“I am sure, Lady Pomeroy,” said the man with grey hair in a most silken manner, “in your misfortune you are entitled to every sympathy from this court. May it trust that there was nothing of great value in your purse.”

“Oh dear, dear no!” said the woman emotionally, “there was nothing whatever in my purse, but I can’t live without it.”

“Quite so, just so,” said the man with grey hair. “The court appreciates that perfectly. It feels you are entitled to every sympathy.”

“Pray what is the use of sympathy, my dear good man,” said the woman petulantly, “if it doesn’t restore my purse?”

“Precisely, dear Lady Pomeroy,” said the man with grey hair, “your concern for your purse is most natural.”

At this stage in the proceedings the man with grey hair gave a kind of benevolent signal to a sedulous-looking man, whose hair was very glossy, who sat immediately opposite to him, and who at this moment was engaged in sharpening a lead pencil.

“But, dear Lady Pomeroy,” said the man with grey hair, speaking very slowly and with his eye fixed on the man opposite, “sympathy is not necessarily barren, even if it is not fertile of visible result.”

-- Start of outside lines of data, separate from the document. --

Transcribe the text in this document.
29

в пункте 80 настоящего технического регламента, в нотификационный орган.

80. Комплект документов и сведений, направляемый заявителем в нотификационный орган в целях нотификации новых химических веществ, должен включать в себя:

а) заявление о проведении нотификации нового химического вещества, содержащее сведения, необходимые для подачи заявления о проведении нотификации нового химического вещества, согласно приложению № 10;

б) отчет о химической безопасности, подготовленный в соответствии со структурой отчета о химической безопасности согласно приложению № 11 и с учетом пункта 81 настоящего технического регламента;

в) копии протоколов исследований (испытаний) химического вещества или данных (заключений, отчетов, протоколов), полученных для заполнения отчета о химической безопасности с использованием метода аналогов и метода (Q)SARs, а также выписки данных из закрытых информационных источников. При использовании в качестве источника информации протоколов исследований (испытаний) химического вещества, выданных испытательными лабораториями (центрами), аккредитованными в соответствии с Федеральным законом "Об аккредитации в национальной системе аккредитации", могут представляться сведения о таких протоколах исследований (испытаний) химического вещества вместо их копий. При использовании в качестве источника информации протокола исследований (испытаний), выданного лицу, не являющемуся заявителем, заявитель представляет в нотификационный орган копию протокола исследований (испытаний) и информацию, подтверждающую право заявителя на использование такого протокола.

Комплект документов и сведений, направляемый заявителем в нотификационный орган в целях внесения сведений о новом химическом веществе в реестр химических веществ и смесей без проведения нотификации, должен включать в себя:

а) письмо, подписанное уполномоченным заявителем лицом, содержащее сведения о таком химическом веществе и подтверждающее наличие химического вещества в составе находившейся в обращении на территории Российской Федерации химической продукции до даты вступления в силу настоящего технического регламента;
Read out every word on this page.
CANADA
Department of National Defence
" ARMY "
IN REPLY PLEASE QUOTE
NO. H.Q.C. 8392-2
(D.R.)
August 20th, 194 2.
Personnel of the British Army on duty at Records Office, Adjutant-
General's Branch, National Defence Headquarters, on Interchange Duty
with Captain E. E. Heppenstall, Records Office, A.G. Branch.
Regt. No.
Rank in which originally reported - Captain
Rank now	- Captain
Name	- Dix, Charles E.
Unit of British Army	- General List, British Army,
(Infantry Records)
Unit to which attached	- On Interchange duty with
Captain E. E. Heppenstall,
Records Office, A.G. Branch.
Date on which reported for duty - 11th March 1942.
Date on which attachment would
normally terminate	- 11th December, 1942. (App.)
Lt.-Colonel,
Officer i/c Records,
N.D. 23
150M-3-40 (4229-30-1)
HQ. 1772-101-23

Upon the utterance of these words, an extremely intellectual looking police constable, who was stationed in the centre of the crowded room, broke into a sudden and totally unexpected guffaw of laughter, which he turned into a cough with equal suddenness and great dexterity. His action incited the row of gaily dressed females to give vent to a little melodious cackle. These in turn seemed to incite the man who had been sharpening the lead pencil to write furiously. And all these portents having assured the man with grey hair that his memorable utterance had passed into history, he composed his features into a form of polite expostulation that words so trivial should have achieved that destiny.

Much passed between the woman with the loud voice and the man with the grey hair and the impressive manners. All, however, went unheeded by the boy; for during the whole of the time he stood clutching at the wooden rail by which he was surrounded, in order to save himself from measuring his length on the floor. To every other person in the court, however, the intercourse of the woman with the loud voice and the man with grey hair seemed to be fraught with a high significance.

Presently the constable who stood beside the boy gave him a sharp nudge.